Employers using temporary migration work visas would disagree with Ms du Plessis-Allan's claim New Zealand "gets nothing" from the Pacific Islands - and so would other New Zealand businesses.
In dollar terms, New Zealand exports roughly 13 times as much as it imports from Pacific Island countries, according to MFAT statistics.
More than 100,000 Pacific Island residents visit New Zealand every year, and around 300,000 New Zealanders go the other way - mostly on holiday.
The "hellhole" of Nauru
Ms du Plessis-Allan also insisted it's a fact that Nauru is a “hellhole."
She was not the only journalist to say so.
"It reveals the astonishing ignorance of Pacific history by the majority of New Zealanders," said veteran Pacific affairs journalist Michael Field on Facebook.
"Nauru might be a 'hellhole' and there is a reason for it - New Zealand and Australia destroyed it," he wrote.

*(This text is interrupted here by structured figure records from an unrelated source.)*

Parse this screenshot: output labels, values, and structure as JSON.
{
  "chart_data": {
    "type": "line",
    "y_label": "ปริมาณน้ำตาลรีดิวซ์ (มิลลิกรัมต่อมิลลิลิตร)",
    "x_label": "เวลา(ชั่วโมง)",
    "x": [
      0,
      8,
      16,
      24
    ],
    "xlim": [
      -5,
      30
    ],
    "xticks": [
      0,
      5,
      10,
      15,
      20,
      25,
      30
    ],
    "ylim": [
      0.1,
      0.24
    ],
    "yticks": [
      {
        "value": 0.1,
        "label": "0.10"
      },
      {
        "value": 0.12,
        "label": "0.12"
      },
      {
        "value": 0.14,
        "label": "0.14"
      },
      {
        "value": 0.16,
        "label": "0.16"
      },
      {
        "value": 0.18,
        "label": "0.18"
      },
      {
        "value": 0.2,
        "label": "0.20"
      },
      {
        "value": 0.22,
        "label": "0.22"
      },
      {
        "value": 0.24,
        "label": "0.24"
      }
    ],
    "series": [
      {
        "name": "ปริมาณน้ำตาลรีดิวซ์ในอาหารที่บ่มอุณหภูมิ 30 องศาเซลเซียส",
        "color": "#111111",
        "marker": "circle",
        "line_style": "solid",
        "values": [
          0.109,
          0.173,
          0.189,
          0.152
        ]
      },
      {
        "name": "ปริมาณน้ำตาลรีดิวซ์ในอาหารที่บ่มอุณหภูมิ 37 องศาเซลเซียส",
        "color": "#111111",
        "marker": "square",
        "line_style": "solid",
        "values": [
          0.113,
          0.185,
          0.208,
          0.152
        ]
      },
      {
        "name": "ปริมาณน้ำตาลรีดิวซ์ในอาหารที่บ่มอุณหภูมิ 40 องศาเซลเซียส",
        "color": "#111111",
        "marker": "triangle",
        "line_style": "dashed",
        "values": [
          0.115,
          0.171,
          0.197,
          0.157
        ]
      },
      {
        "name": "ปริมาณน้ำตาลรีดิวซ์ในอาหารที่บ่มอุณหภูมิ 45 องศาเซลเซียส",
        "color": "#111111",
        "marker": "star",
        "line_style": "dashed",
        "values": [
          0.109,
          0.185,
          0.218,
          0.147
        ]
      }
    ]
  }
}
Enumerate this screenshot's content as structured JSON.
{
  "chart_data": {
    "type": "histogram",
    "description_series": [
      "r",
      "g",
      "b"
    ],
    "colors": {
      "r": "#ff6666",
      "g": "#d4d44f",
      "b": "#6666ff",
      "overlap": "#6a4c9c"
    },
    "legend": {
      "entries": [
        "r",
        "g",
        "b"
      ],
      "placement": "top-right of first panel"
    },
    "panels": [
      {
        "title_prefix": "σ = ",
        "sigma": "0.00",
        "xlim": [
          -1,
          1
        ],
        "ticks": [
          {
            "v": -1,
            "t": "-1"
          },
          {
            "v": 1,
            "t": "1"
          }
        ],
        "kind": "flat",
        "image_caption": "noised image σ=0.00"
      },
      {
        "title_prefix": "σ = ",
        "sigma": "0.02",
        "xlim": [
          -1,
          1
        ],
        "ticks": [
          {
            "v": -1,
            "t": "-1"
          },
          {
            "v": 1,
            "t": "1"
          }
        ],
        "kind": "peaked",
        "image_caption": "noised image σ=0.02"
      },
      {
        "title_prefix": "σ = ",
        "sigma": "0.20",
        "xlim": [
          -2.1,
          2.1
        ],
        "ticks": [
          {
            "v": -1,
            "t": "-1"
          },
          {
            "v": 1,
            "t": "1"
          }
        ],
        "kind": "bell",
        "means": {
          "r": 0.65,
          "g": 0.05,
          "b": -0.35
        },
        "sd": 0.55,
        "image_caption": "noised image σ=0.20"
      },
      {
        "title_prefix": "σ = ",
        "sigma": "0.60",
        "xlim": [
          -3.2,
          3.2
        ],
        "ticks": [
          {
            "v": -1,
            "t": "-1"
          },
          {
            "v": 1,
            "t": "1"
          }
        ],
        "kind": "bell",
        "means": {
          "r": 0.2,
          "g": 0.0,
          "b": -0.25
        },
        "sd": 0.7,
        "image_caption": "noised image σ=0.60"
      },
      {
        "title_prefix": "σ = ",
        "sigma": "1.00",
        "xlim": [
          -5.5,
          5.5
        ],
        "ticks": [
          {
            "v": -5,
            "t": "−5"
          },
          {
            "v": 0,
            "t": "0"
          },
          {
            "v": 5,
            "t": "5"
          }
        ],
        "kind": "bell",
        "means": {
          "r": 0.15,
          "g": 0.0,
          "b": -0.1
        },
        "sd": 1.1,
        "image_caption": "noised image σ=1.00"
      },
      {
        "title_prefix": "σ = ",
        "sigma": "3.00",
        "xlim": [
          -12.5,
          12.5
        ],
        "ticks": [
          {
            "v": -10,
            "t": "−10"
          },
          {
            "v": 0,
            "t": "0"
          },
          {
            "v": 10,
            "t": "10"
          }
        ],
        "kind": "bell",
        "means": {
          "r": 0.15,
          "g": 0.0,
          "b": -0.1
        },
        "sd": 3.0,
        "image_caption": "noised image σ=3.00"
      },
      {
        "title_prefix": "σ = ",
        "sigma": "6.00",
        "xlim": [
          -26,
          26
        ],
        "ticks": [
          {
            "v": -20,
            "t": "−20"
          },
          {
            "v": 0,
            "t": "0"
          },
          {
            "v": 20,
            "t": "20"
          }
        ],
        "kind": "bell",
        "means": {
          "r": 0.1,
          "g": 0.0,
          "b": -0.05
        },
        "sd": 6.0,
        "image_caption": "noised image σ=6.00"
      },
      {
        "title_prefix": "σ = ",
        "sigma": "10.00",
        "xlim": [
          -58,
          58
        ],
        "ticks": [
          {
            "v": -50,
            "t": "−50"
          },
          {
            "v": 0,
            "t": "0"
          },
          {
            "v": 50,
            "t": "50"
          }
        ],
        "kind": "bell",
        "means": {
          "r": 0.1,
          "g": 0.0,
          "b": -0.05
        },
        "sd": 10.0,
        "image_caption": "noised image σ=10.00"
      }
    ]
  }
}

The island’s landscape has been ravaged by intensive and badly managed mining of phosphate, which is running out.
In a Stuff series about New Zealand’s heavy use of fertiliser published this week, Growing Pain, correspondent Charlie Mitchell said New Zealand imports of phosphate from Nauru had paid off handsomely.

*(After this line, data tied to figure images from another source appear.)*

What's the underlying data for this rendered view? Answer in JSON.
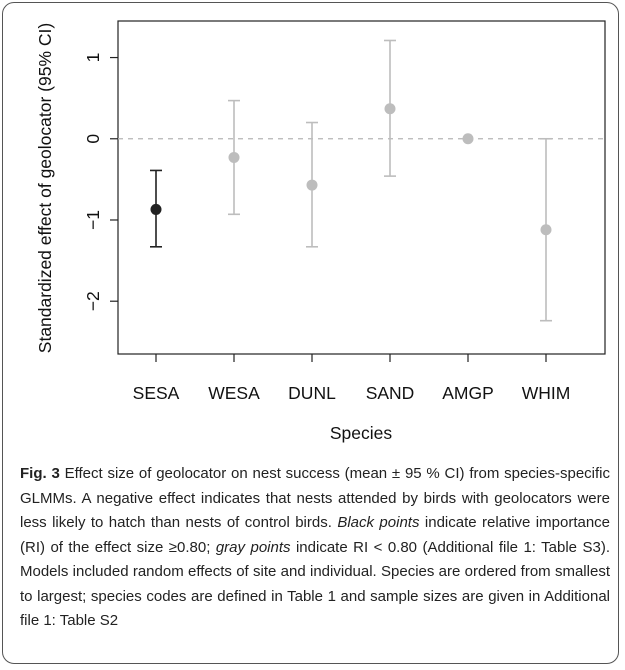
{
  "chart_data": {
    "type": "scatter",
    "xlabel": "Species",
    "ylabel": "Standardized effect of geolocator (95% CI)",
    "categories": [
      "SESA",
      "WESA",
      "DUNL",
      "SAND",
      "AMGP",
      "WHIM"
    ],
    "yticks": [
      1,
      0,
      -1,
      -2
    ],
    "ytick_labels": [
      "1",
      "0",
      "−1",
      "−2"
    ],
    "ylim": [
      -2.65,
      1.45
    ],
    "grid": false,
    "reference_line": 0,
    "points": [
      {
        "category": "SESA",
        "mean": -0.87,
        "lower": -1.33,
        "upper": -0.39,
        "color": "#222222"
      },
      {
        "category": "WESA",
        "mean": -0.23,
        "lower": -0.93,
        "upper": 0.47,
        "color": "#bdbdbd"
      },
      {
        "category": "DUNL",
        "mean": -0.57,
        "lower": -1.33,
        "upper": 0.2,
        "color": "#bdbdbd"
      },
      {
        "category": "SAND",
        "mean": 0.37,
        "lower": -0.46,
        "upper": 1.21,
        "color": "#bdbdbd"
      },
      {
        "category": "AMGP",
        "mean": 0.0,
        "lower": null,
        "upper": null,
        "color": "#bdbdbd"
      },
      {
        "category": "WHIM",
        "mean": -1.12,
        "lower": -2.24,
        "upper": 0.0,
        "color": "#bdbdbd"
      }
    ]
  },
  "caption": {
    "label": "Fig. 3",
    "part1": " Effect size of geolocator on nest success (mean ± 95 % CI) from species-specific GLMMs. A negative effect indicates that nests attended by birds with geolocators were less likely to hatch than nests of control birds. ",
    "black_points": "Black points",
    "part2": " indicate relative importance (RI) of the effect size ≥0.80; ",
    "gray_points": "gray points",
    "part3": " indicate RI < 0.80 (Additional file 1: Table S3). Models included random effects of site and individual. Species are ordered from smallest to largest; species codes are defined in Table 1 and sample sizes are given in Additional file 1: Table S2"
  }
}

"New Zealand enjoyed decades of cheap phosphate, which became lucrative meat and wool. Few things are as responsible for the country's economic successes as the exploitation of its Pacific neighbours," he wrote.
TVNZ’s long-serving Pacific affairs reporter Barbara Dreaver was in Nauru for the Pacific Islands Forum last week when Ms du Plessis-Allan called the Pacific Islands "leeches" on air.
"Now that the phosphate dust has settled and the shameless self-promoting headlines about the Pacific being 'leeches' and a waste of time and money have lost their hysterical edge - let's take a look at some facts," she wrote on the TVNZ website this week.
"New Zealand needs the Pacific as much as the Pacific needs New Zealand," Ms Dreaver said.
Some countries made it clear they did not need New Zealand at all, she said, which was all the more reason to engage with them.
And Barbara Dreaver wound up with this thought:
"As someone who has lived and worked in the region for nearly 30 years I have nothing but contempt for the sheer ignorance I have been reading from those whose idea of the Pacific is lying poolside at Denarau with a pina colada."
- TVNZ Pacific Affairs reporter Barbara Dreaver
She did not say where the “sheer ignorance” came from but the reference to "leeches" was a clue as to why she made that comment.